In Python 3, all strings are unicode. Hence, there is no need for the u” syntax to separate unicode strings from normal strings. Instead it has a byte-type, used for 8-bit binary data. These are separated by having a b in front of the byte type, b’data’.
Python 2.6 allows b” syntax as forwards compatibility. b’data’ is jst the same as just writing ‘data’ in Python 2.6. So in 2.6, both ‘string’, b’data’ and u’unicode’ is valid code. However, in Python 3, u” fails, which means that any 2.6 code that uses unicode will fail under 3.0.
Should we care?
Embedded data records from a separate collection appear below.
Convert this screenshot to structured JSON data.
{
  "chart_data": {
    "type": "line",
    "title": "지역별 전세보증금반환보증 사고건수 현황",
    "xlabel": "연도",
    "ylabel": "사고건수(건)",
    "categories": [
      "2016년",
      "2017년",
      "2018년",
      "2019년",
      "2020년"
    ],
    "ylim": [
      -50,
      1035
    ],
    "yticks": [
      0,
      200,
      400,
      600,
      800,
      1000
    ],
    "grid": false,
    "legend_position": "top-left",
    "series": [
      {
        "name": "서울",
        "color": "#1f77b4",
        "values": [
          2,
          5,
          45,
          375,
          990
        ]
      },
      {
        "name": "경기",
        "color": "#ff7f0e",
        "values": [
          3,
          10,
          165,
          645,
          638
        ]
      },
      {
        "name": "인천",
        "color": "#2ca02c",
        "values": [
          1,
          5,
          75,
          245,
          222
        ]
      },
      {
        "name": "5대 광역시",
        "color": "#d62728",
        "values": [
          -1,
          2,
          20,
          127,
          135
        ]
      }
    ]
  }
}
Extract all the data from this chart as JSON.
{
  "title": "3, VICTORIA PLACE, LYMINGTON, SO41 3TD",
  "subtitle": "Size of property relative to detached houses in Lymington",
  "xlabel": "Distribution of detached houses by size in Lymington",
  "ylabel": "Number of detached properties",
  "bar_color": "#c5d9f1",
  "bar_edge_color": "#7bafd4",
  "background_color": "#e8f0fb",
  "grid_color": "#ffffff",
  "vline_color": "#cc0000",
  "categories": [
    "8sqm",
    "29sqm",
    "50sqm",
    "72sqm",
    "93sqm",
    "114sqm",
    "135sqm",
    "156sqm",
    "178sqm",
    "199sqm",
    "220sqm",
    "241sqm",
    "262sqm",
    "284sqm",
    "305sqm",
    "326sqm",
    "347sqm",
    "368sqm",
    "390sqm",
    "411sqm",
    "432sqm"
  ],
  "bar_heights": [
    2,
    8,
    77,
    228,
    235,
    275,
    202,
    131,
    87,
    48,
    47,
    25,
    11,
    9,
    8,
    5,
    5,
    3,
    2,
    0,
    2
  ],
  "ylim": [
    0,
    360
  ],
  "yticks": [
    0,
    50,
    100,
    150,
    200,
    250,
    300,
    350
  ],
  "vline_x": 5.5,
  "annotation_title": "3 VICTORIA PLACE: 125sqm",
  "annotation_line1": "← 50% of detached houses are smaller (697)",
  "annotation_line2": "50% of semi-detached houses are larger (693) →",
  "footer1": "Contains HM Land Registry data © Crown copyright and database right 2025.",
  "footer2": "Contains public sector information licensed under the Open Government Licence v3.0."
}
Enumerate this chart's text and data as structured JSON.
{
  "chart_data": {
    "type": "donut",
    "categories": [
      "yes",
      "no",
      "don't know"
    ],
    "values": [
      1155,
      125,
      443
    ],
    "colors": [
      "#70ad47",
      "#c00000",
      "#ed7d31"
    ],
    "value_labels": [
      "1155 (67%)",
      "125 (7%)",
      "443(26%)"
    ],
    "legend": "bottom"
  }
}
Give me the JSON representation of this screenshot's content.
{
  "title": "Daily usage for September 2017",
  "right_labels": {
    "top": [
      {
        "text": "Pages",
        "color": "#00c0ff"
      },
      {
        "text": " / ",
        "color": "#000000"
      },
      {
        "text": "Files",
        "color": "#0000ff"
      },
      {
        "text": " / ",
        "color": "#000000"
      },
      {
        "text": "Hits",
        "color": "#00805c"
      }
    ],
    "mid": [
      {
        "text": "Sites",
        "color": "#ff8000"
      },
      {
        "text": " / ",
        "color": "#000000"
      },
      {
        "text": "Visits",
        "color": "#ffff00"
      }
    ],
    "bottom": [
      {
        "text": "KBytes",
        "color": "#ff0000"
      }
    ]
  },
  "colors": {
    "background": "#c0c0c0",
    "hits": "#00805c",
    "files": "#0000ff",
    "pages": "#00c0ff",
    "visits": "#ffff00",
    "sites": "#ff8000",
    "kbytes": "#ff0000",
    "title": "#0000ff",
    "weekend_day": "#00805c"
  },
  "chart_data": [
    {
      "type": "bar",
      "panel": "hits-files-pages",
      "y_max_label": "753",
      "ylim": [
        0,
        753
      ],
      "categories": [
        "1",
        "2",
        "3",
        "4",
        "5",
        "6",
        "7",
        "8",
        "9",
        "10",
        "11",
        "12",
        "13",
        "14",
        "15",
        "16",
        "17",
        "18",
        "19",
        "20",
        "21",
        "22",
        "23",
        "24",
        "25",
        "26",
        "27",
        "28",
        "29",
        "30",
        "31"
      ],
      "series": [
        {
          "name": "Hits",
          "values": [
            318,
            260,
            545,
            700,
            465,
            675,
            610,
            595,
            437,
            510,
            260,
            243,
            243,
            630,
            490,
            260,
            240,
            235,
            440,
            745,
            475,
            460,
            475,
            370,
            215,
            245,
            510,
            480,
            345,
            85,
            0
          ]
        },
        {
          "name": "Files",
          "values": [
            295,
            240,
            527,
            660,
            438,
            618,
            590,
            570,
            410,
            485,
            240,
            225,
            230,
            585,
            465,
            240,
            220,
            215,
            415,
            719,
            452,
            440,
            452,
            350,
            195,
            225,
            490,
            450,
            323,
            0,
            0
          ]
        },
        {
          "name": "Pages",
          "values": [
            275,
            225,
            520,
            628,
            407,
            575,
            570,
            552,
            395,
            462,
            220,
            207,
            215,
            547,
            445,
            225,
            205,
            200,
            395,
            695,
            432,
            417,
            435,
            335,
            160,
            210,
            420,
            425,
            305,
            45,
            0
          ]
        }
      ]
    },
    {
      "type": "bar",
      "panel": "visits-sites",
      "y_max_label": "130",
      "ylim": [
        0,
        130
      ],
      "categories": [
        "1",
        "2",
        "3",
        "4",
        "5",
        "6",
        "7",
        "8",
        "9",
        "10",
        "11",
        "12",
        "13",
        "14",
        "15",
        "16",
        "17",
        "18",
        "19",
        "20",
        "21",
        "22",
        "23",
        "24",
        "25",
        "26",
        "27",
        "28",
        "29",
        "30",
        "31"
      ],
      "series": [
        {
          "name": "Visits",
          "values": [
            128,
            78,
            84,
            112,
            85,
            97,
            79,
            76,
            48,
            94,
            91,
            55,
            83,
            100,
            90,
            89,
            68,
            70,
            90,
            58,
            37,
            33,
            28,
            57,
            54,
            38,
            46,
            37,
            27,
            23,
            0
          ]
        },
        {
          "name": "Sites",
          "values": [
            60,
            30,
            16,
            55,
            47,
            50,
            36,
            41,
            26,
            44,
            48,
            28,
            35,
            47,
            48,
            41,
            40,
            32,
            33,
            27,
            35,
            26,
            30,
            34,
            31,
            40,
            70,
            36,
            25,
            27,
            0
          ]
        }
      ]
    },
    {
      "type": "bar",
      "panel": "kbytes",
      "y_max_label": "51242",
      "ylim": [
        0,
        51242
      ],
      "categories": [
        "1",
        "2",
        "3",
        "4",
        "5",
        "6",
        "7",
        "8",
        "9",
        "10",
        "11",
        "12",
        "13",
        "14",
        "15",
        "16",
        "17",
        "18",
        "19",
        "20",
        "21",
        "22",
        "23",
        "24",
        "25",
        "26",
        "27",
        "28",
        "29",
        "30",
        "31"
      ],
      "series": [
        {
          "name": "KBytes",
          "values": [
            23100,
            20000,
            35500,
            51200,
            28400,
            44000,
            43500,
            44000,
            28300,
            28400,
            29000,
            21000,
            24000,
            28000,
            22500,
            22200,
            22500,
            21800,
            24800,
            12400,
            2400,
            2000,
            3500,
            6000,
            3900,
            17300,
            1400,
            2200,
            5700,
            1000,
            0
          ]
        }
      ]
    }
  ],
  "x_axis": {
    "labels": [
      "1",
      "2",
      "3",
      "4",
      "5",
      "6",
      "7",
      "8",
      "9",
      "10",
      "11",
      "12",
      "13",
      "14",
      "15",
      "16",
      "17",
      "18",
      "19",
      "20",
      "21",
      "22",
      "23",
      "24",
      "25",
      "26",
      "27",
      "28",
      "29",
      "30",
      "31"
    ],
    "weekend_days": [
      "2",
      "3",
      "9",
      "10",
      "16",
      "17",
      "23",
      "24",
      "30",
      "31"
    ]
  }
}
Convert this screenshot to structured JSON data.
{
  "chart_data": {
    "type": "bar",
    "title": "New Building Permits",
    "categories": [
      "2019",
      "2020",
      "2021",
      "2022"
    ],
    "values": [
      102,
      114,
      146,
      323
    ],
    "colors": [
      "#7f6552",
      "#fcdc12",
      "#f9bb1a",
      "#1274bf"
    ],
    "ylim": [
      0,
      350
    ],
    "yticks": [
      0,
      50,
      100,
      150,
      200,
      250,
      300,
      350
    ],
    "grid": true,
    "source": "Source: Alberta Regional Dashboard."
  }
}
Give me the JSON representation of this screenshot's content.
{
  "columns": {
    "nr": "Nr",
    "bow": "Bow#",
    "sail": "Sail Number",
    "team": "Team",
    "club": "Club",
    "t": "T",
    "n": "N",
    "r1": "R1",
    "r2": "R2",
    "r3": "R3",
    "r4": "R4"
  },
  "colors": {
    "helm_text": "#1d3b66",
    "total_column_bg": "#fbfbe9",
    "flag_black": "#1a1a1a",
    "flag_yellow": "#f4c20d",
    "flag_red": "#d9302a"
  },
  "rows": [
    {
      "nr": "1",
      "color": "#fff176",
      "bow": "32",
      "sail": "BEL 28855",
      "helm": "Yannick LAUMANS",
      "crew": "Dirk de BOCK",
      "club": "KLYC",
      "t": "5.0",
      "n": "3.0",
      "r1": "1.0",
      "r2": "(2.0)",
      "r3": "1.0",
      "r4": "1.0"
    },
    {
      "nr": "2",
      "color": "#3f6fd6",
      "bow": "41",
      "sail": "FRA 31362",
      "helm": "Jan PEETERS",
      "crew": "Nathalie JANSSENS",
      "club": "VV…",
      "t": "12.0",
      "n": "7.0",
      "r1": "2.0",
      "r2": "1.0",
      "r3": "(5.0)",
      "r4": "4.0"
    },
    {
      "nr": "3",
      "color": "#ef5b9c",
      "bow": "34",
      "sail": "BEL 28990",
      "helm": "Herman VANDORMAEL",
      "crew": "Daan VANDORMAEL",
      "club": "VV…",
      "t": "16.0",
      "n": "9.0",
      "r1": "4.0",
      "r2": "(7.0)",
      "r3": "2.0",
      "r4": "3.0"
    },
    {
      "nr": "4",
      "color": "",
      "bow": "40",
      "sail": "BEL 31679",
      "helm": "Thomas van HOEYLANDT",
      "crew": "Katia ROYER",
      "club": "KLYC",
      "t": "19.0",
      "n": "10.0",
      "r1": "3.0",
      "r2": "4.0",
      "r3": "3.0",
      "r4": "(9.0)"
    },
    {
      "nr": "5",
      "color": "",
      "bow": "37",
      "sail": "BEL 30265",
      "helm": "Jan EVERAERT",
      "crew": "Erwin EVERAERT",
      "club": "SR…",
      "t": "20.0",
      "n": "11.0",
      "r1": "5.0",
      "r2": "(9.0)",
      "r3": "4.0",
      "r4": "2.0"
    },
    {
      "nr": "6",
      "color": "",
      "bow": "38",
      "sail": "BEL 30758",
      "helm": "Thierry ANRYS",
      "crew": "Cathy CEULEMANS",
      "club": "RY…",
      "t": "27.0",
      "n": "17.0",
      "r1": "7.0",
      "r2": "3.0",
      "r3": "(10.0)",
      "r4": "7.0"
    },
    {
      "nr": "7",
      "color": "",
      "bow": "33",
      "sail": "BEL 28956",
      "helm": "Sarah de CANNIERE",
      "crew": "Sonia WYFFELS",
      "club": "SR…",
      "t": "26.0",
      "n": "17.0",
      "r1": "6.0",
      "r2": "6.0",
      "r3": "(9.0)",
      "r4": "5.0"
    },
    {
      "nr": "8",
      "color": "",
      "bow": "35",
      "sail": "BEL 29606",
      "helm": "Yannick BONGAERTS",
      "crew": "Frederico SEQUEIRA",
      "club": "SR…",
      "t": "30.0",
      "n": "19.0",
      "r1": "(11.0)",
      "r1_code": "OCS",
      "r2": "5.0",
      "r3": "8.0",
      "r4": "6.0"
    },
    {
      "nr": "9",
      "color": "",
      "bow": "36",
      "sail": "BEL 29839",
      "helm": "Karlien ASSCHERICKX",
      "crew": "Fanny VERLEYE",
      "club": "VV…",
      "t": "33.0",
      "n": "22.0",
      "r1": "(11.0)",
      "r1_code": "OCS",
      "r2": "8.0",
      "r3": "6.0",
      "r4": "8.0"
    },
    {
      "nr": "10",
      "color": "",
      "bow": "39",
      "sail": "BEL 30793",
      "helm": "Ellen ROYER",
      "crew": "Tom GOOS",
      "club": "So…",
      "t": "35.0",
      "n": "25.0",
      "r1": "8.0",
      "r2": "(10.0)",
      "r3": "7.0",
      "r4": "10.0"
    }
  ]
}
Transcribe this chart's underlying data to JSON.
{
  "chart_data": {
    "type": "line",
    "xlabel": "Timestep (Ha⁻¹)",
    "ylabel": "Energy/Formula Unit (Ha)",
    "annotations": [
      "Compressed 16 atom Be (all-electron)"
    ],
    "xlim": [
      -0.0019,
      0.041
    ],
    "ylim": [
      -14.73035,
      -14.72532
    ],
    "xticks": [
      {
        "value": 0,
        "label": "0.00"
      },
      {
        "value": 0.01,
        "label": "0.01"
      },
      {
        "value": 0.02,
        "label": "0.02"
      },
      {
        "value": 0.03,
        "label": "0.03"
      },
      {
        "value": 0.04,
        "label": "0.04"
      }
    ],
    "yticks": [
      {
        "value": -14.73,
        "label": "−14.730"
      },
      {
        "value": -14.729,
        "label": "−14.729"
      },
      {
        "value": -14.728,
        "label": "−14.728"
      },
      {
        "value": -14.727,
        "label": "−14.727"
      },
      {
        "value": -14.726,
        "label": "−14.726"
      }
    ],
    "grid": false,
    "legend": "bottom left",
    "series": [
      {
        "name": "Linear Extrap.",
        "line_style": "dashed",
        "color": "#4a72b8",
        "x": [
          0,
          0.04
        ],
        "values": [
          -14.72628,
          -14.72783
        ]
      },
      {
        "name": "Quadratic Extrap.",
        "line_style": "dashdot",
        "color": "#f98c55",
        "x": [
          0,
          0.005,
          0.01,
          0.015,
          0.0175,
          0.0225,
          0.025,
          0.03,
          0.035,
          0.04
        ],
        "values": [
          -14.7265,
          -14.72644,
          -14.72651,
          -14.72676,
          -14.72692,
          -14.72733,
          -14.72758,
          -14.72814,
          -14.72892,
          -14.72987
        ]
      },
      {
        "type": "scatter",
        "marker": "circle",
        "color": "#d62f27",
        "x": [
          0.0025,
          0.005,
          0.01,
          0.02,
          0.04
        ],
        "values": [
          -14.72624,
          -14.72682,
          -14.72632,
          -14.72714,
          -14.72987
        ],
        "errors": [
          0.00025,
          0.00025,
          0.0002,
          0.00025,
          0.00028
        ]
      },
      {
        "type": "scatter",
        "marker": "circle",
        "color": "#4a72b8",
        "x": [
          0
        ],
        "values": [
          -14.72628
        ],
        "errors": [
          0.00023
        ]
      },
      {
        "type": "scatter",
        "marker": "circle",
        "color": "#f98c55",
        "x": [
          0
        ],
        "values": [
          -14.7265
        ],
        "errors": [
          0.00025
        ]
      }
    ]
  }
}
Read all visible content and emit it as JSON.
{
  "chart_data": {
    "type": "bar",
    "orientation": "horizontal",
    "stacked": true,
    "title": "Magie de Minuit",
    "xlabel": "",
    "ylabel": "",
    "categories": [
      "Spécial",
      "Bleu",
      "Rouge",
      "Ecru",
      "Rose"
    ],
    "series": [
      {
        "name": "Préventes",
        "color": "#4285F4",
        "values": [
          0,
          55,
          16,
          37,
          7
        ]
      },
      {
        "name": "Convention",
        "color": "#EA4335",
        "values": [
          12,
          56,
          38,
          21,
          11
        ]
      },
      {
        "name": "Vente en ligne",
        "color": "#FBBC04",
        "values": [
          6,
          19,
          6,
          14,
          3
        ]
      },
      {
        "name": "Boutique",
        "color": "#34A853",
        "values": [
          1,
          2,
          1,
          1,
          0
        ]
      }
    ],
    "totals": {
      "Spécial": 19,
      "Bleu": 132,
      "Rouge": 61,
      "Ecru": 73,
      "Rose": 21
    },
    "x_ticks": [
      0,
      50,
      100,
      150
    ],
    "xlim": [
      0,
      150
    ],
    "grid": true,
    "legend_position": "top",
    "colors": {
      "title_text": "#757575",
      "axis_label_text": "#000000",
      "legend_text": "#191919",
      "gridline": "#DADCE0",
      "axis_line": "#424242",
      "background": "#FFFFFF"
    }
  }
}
I mean, we are not supposed to write code that runs under both 2.6 and 3.0. Instead we are supposed to write code that works under 2.6 and the convert it to 3.0. Yeah, we are supposed to. This is correct. But I’ve been doing some tests, and the fact is, most straight python-code will run under both 2.6 and 3.0. The major hurdle is that the lack of u” support in 3.0 means that you can’t use unicode.
OK, it’s possible to get around. You can do this trick:
try: u = unicode except NameError: u = str text = u("This is unicode")
This runs under both 2.x and 3.0. But it’s pretty ugly. And this way it’s impossible to have anything else than ascii in the string, as the line u(“Här har vi unicode”) will in 2.6 attempt to convert the text-string “Här har vi unicode” to unicode with the ascii-encoding, which will fail.
Result: It’s practically impossible to get an application that needs unicode to run under both 2.6 and 3.0 unless you do the above ugly trick everywhere. And this is in fact pretty much the only hurdle. Others, as the print statement, turns out to not be a problem. print(“Hey, this works like %s” % something) works fine under both. The new “as” syntax when catching exceptions is supported in 2.6, and so on.
The things that does need a bit of special code that I have found so far is imports of renamed modules (like StringIO), and special casing of iterkeys(), xrange() if you really need them, and so on. But so far, the code that I typically write would be easily adaptable to run under both 2.6 and 3.0, except for the fact that I use unicode a lot, and that won’t work.
So, PLEASE, allow the u’text’ syntax in Python 3.0. If you do, all my compatibility worries are gone. You can get rid of it in 3.1 if you must.